Using continue to skip the current iteration:

count = 0
while count < 5:
    count += 1
    if count == 3:
        continue
    print(count)

# Output:
# 1
# 2
# 4
# 5

Infinite Loop

An infinite loop runs forever because its termination condition is never met, or the loop body lacks logic to update the condition variable:

x = 10
while x > 5:
    print(x)
    # The value of x never changes, causing this loop to run forever

Always verify that your while loop has a clear exit condition. You can also include a safety break statement inside the loop to prevent infinite runs.

for loops can also run infinitely if they iterate over a stream of infinite length, such as those generated by the itertools library.

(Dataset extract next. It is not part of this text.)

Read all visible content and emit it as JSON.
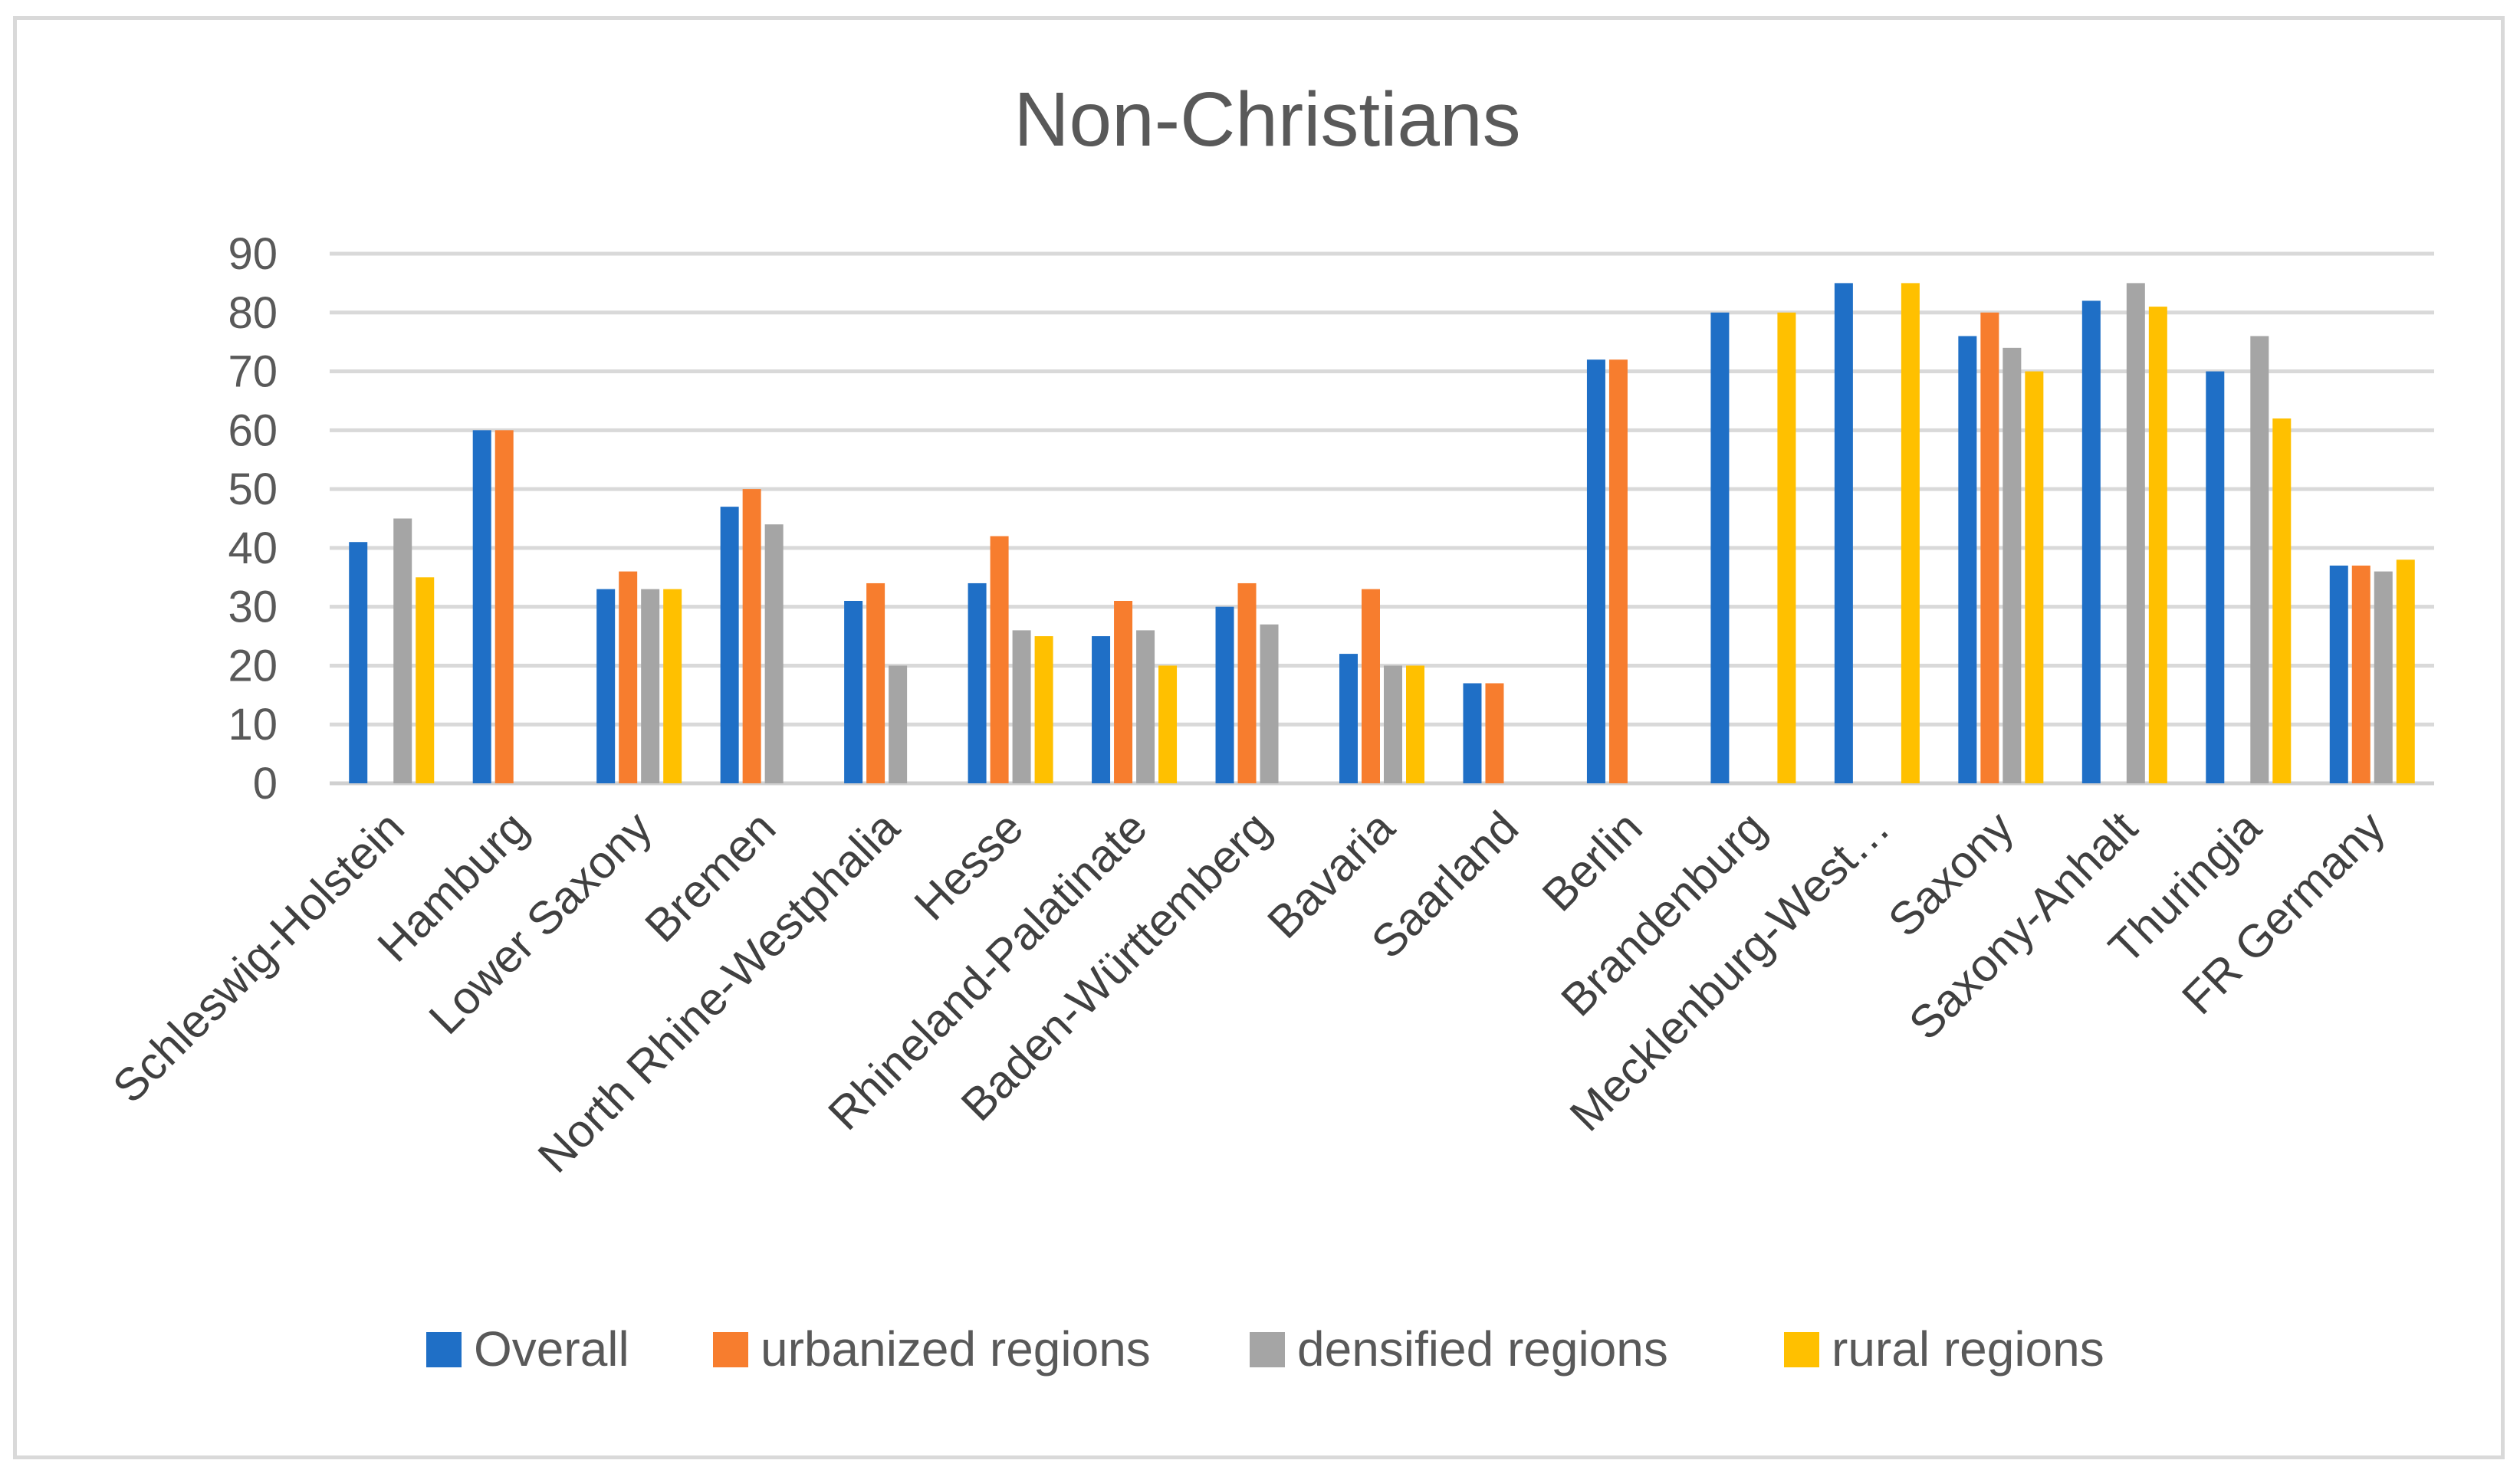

To terminate a running infinite loop manually, press Ctrl + C in your terminal or click the stop button in your IDE.

Exercises

1. Multiplication Table

Use loop statements to print the 9x9 multiplication table.

2. Narcissistic Numbers

A narcissistic number (also known as an Armstrong number) is an n-digit positive integer whose sum of the n-th powers of its digits equals the number itself. For example, a three-digit narcissistic number is a three-digit number where the sum of the cubes of its digits equals the number itself.

Examples:

• 153 is a three-digit number, and its digits are 1, 5, 3, satisfying $1^3 + 5^3 + 3^3 = 153$, so 153 is a narcissistic number.
• 370 is also a three-digit narcissistic number, because $3^3 + 7^3 + 0^3 = 370$.

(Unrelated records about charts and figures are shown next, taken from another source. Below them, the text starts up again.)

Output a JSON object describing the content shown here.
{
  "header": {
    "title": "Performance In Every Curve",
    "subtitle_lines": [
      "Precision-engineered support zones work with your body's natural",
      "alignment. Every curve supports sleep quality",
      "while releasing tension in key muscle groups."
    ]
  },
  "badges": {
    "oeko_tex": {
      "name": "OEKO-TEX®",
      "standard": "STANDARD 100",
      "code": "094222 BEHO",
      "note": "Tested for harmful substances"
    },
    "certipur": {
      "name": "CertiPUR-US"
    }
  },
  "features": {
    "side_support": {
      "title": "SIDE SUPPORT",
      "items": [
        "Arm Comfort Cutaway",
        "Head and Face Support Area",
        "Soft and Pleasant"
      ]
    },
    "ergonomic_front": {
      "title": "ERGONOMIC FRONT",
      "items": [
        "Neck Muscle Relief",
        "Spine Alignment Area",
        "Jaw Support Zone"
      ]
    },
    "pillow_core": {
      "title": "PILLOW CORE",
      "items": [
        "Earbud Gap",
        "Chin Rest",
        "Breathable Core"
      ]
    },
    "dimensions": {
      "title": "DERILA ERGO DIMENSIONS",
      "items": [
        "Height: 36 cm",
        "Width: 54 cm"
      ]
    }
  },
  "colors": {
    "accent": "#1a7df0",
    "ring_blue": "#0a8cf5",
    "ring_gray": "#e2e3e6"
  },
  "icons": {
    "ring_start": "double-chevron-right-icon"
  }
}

Write a program to find all narcissistic numbers between 100 and 999.

3. Monkey Stealing Peaches

A monkey finds a peach tree. On the first day, it eats half of the peaches on the tree but is still not satisfied, so it eats one more. The next morning, it eats half of the remaining peaches and then one more. Every subsequent morning, it eats half of the remaining peaches plus one more. On the morning of the n-th day, it finds only 1 peach left on the tree. How many peaches were originally on the tree?

4. Printing Factors

If two positive integers are multiplied together, then both numbers are called factors (or divisors) of the product. Write a program to find all factors of the number 1200.

5. Prime Factorization

Write a program to decompose an integer into the product of several prime numbers. For example, the prime factors of the number 12 include: 2, 2, 3.

6. Weighted Average: Given a list of values values = [4, 5, 6] and a list of weights weights = [0.2, 0.3, 0.5], calculate the weighted average.